Лицо его разгладилось:
— Ах да. Прости, не подумал. Да, пойдем, пожалуй. Ты ни о чем больше поговорить не хочешь?
Вопрос звякнул, как какая-то металлическая деталь, которую обронили на пол. Как шестерня скрытого механизма. Я уже встал, но Макс остался сидеть, глядя на меня снизу вверх своими большими и внимательными серыми глазами. В его позе, в наклоне головы, было что-то невысказанное.
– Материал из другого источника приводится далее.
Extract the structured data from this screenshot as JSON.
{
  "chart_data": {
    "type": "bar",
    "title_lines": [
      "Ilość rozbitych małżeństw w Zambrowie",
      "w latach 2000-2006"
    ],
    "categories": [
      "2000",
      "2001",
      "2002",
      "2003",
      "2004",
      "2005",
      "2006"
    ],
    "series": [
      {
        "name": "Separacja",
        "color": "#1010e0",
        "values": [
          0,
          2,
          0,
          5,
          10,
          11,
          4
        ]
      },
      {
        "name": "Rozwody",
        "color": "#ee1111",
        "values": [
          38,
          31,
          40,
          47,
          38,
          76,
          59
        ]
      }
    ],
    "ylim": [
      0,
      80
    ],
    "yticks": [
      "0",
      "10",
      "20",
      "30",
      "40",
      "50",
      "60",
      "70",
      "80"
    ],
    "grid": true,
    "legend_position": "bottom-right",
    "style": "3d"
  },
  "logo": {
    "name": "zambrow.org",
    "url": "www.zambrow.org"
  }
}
Здоровяк, сидевший неподалеку, пошевелился всем своим грузным телом, точно собирался встать, но остался неподвижен. Из его рта донеслось какое-то неразборчивое ворчание. Все находящиеся здесь люди, похожие на осоловевших от яда мух, казались мне сейчас омерзительными. Даже общество мертвецов показалось бы мне приятнее.
— Поговорить? — спросил я осторожно. — О чем?
— Не о чем, — сказал Макс и вдруг улыбнулся. — С кем.
За моей спиной послышался звук шагов. Не громкий, но здесь — более чем отчетливый. Я машинально обернулся, и мне показалось, что пол и потолок мгновенно поменялись местами, а вместе с кровью по всему телу разнеслись обжигающе холодные, тающие кристаллы.
— Разрешите? — спросил Антон Кречмер, глядя на меня в упор без всякого интереса. Не дождавшись моей реакции, он обошел меня и сел за стол со стороны Макса. На нем был тот же мундир, который я видел в прошлый раз, только куда более грязный. Несколько пуговиц на вороте были расстегнуты, что было для Кречмера совершенно немыслимо.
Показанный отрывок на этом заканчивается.